Utility Measurement¶

General utility measures in sdcApp¶

Compare summary statistics¶

Categorical variables¶

Continuous variables¶

IL1s measure¶

Customized utility measures¶

As the statistical analyses based on the microdata depend, amongst others, on to the topic of the survey, the country and the definition of the variables, it is not feasible to include all these measures in sdcApp. Instead, it is recommended to compute the statistics and indicators and perform statistical an econometric analyses on the original and anonymized datasets and evaluate the differences in the results. If a publication based on the microdata is already published, it is recommended to recompute the statistics in these publications from the anonymized dataset.

The approach is to compare the indicators calculated on the untreated data and the data after anonymization with different methods. If the differences between the indicators are not too large, the anonymized dataset can be released for use by researchers. It should be taken into account that indicators calculated on samples are estimates with a certain variance and confidence interval. Therefore, for sample data, it is more informative to compare the overlap of confidence intervals and/or to evaluate whether the point estimate calculated after anonymization is contained within the confidence interval of the original estimate.

Note

Some analyses may no longer be possible or not possible in exactly the same way. E.g. regression on age if age is recoded in 5-year intervals.

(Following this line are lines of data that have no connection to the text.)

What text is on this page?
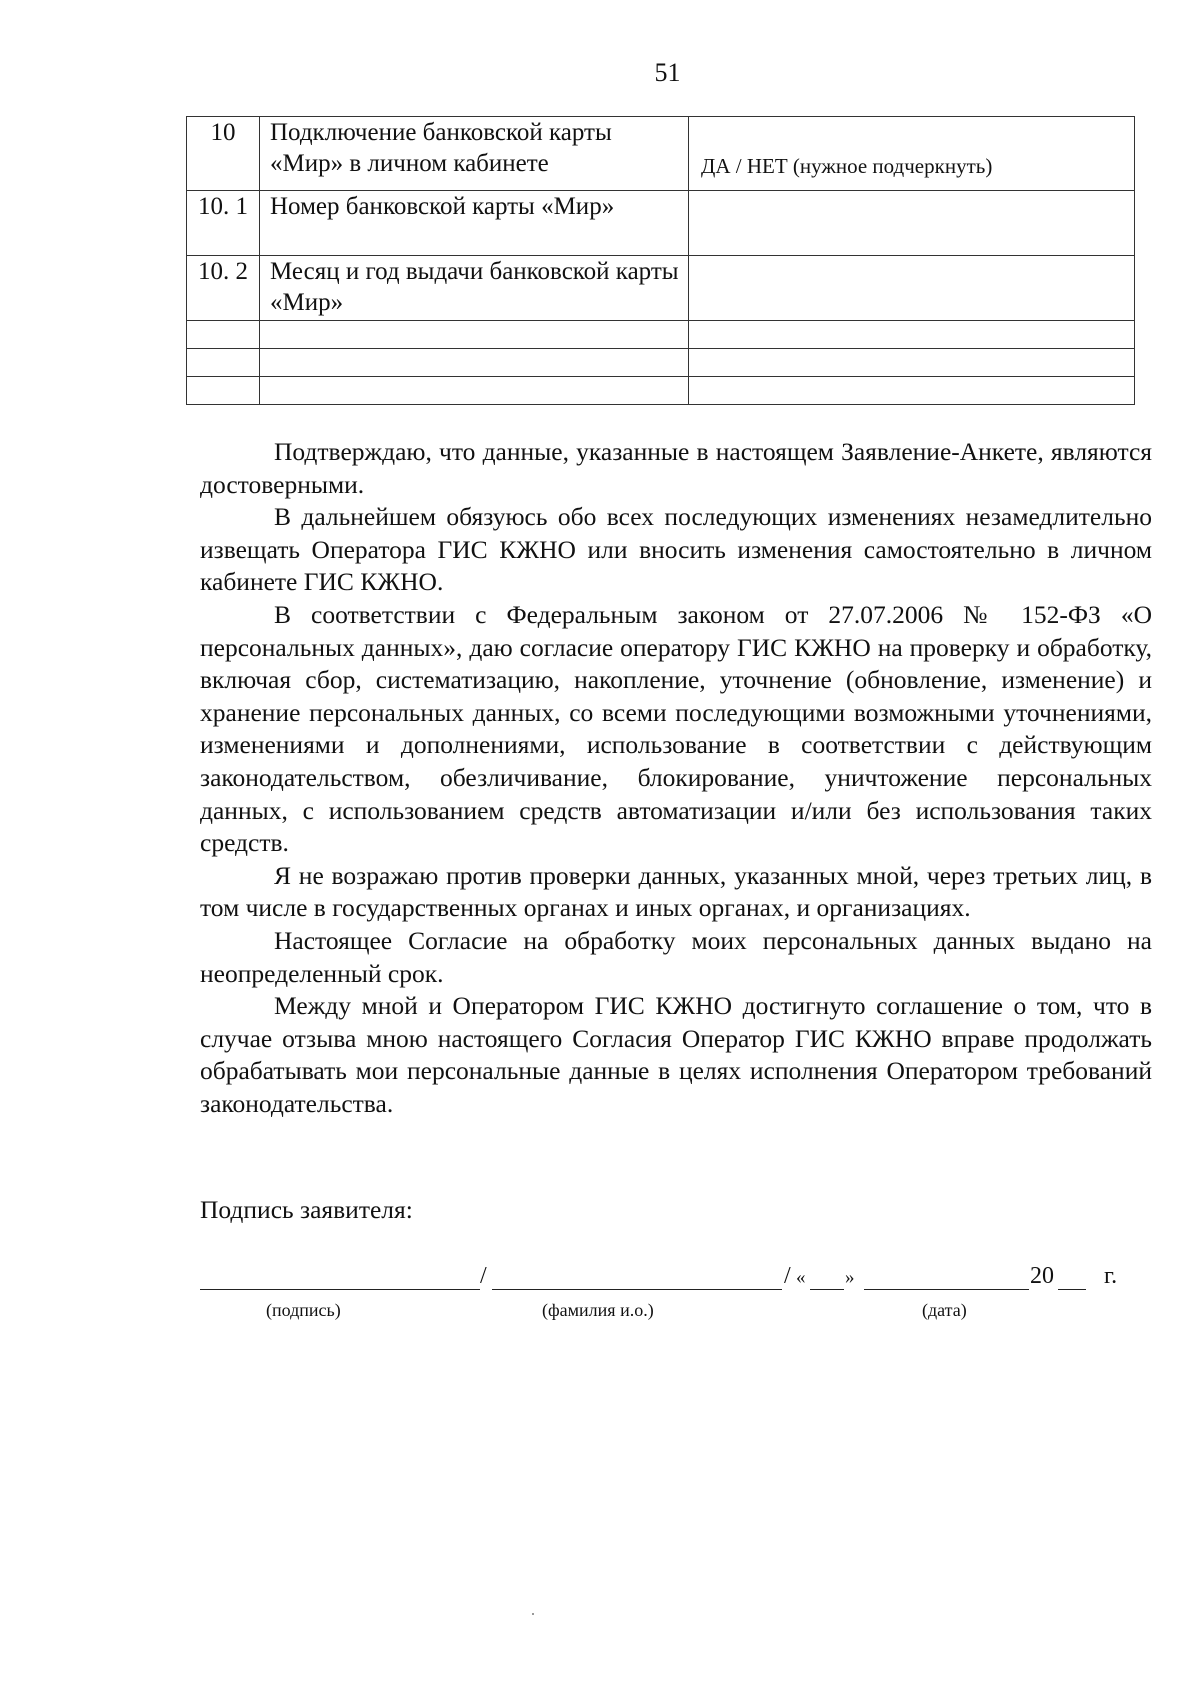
51
10	Подключение банковской карты «Мир» в личном кабинете	ДА / НЕТ (нужное подчеркнуть)
10. 1	Номер банковской карты «Мир»	
10. 2	Месяц и год выдачи банковской карты «Мир»	

Подтверждаю, что данные, указанные в настоящем Заявление-Анкете, являются достоверными.

В дальнейшем обязуюсь обо всех последующих изменениях незамедлительно извещать Оператора ГИС КЖНО или вносить изменения самостоятельно в личном кабинете ГИС КЖНО.

В соответствии с Федеральным законом от 27.07.2006 № 152-ФЗ «О персональных данных», даю согласие оператору ГИС КЖНО на проверку и обработку, включая сбор, систематизацию, накопление, уточнение (обновление, изменение) и хранение персональных данных, со всеми последующими возможными уточнениями, изменениями и дополнениями, использование в соответствии с действующим законодательством, обезличивание, блокирование, уничтожение персональных данных, с использованием средств автоматизации и/или без использования таких средств.

Я не возражаю против проверки данных, указанных мной, через третьих лиц, в том числе в государственных органах и иных органах, и организациях.

Настоящее Согласие на обработку моих персональных данных выдано на неопределенный срок.

Между мной и Оператором ГИС КЖНО достигнуто соглашение о том, что в случае отзыва мною настоящего Согласия Оператор ГИС КЖНО вправе продолжать обрабатывать мои персональные данные в целях исполнения Оператором требований законодательства.

Подпись заявителя:
/	/ « »	20 г.
(подпись)	(фамилия и.о.)	(дата)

In order to do so, it is posible to export the dataset at any point in sdcApp. See the Section Export anonymized dataset to learn how to export a dataset from sdcApp. The microdata can be exported at any intermediate stata in the SDC process. Several datasets can be exported after applying different methods with different parameters settings to compare the information loss resulting from the anonymization. This information can be used to select the anonymization methods as well as to inform the user about the implications of the anonymization on the validity of the dataset for analysis.